Reports Q3 2021 earnings Wednesday, Nov. 17, before the open
Revenue Expectation: $24.55 B
EPS Expectation: $2.82

Based on Target’s (NYSE:TGT) stock performance this year, it’s clear the discount retailer has a solid lead over competitors in the post-pandemic environment, backed by its earning strength.

Shares of the Minneapolis-based discount retailer are up about 50% this year, massively outperforming closest rival, Walmart (NYSE:WMT). TGT stock closed on Monday at $264.33.

Target Q3 Earnings Preview: Stock's 50% Jump Signals Retailer’s Competitive EdgeTarget Weekly Chart.

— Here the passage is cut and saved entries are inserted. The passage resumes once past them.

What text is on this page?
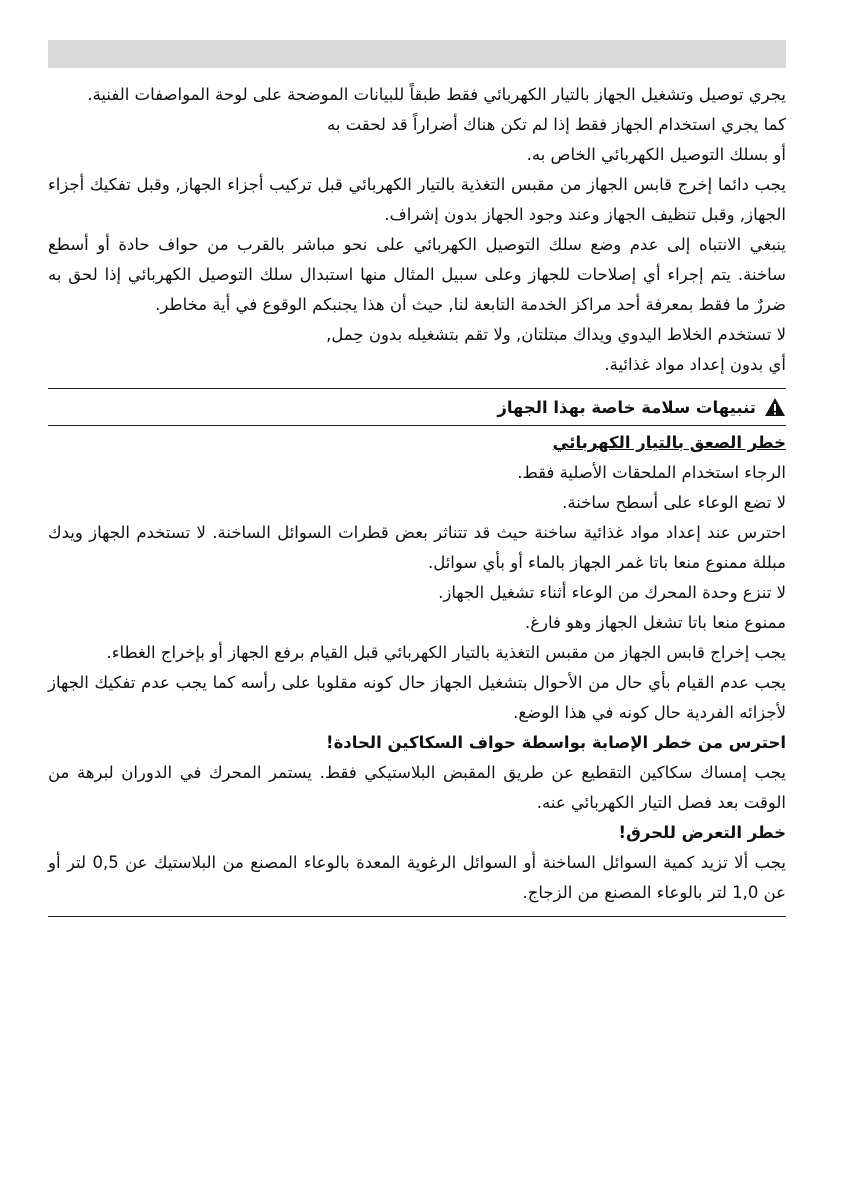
يجري توصيل وتشغيل الجهاز بالتيار الكهربائي فقط طبقاً للبيانات الموضحة على لوحة المواصفات الفنية.

كما يجري استخدام الجهاز فقط إذا لم تكن هناك أضراراً قد لحقت به

أو بسلك التوصيل الكهربائي الخاص به.

يجب دائما إخرج قابس الجهاز من مقبس التغذية بالتيار الكهربائي قبل تركيب أجزاء الجهاز, وقبل تفكيك أجزاء الجهاز, وقبل تنظيف الجهاز وعند وجود الجهاز بدون إشراف.

ينبغي الانتباه إلى عدم وضع سلك التوصيل الكهربائي على نحو مباشر بالقرب من حواف حادة أو أسطع ساخنة. يتم إجراء أي إصلاحات للجهاز وعلى سبيل المثال منها استبدال سلك التوصيل الكهربائي إذا لحق به ضررٌ ما فقط بمعرفة أحد مراكز الخدمة التابعة لنا, حيث أن هذا يجنبكم الوقوع في أية مخاطر.

لا تستخدم الخلاط اليدوي ويداك مبتلتان, ولا تقم بتشغيله بدون حِمل,

أي بدون إعداد مواد غذائية.

تنبيهات سلامة خاصة بهذا الجهاز

خطر الصعق بالتيار الكهربائي

الرجاء استخدام الملحقات الأصلية فقط.

لا تضع الوعاء على أسطح ساخنة.

احترس عند إعداد مواد غذائية ساخنة حيث قد تتناثر بعض قطرات السوائل الساخنة. لا تستخدم الجهاز ويدك مبللة ممنوع منعا باتا غمر الجهاز بالماء أو بأي سوائل.

لا تنزع وحدة المحرك من الوعاء أثناء تشغيل الجهاز.

ممنوع منعا باتا تشغل الجهاز وهو فارغ.

يجب إخراج قابس الجهاز من مقبس التغذية بالتيار الكهربائي قبل القيام برفع الجهاز أو بإخراج الغطاء.

يجب عدم القيام بأي حال من الأحوال بتشغيل الجهاز حال كونه مقلوبا على رأسه كما يجب عدم تفكيك الجهاز لأجزائه الفردية حال كونه في هذا الوضع.

احترس من خطر الإصابة بواسطة حواف السكاكين الحادة!

يجب إمساك سكاكين التقطيع عن طريق المقبض البلاستيكي فقط. يستمر المحرك في الدوران لبرهة من الوقت بعد فصل التيار الكهربائي عنه.

خطر التعرض للحرق!

يجب ألا تزيد كمية السوائل الساخنة أو السوائل الرغوية المعدة بالوعاء المصنع من البلاستيك عن 0,5 لتر أو عن 1,0 لتر بالوعاء المصنع من الزجاج.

The nation’s largest retailers benefited immensely from waves of pantry-stocking by American consumers. This resulted in massive spikes in sales of some categories, like toilet paper, snacks, and cleaning products. The demand surge was so strong that in the last fiscal year, Target increased revenue by more than it had in the previous 11 years combined.

As the U.S. economy reopens, many analysts believe that the best days for these big-box retailers’ sales growth are behind them. Target reported in August that its sales growth slowed in the second quarter, with same-store sales—a key measure of retail performance—rising 8.9%, narrowly beating a consensus estimate of 8.2%.

That slowdown is very much expected due to tough comparisons with last year’s pandemic boom, but the changing buying preferences of consumers could boost margins this year.

Target could see a jump in core profitability during 2021 because it’s selling more higher-margin items, like clothing. In the second quarter, for example, apparel was the best performer amongst its five core categories. According to Target’s forecast, the full-year operating income margin rate will be 8% or higher.

Market Share Gains

Target is also well-positioned to capture market share from competitors weakened by the pandemic, the result of TGT’s superior online services, including same-day order pickup and delivery.

Indeed, in recent years Target beefed up its investment in online services. Instead of spending heavily to establish a massive network of online fulfillment warehouses, it used stores as hubs to ship internet orders or allow shoppers to pick up their purchases from store parking lots.

Many analysts believe Target will be able to hold on to its gains in market share even after the pandemic is contained. In a note last week, JPMorgan kept its overweight rating on shares of Target, saying the company is a “clear winner” heading into the holiday season.

Where investors will seek clarity in tomorrow’s report will be on the question of whether Target’s business will be hampered by the global supply-chain disruptions during the crucial fourth quarter—which accounts for most retailers’ profits.

In a CNN report, Louis Navellier, chairman of Navellier & Associates, said:

“Retail sales are expected to soar this holiday shopping season due to high consumer confidence as well as rising personal income. The shortage of some key goods should not derail holiday spending, since when consumers have money in their pockets, they will spend it.”

Bottom Line

Target continues to retain its position as a top retailer even when sales are slowing after the pandemic boom. Tomorrow’s earnings might provide further evidence in support of this view.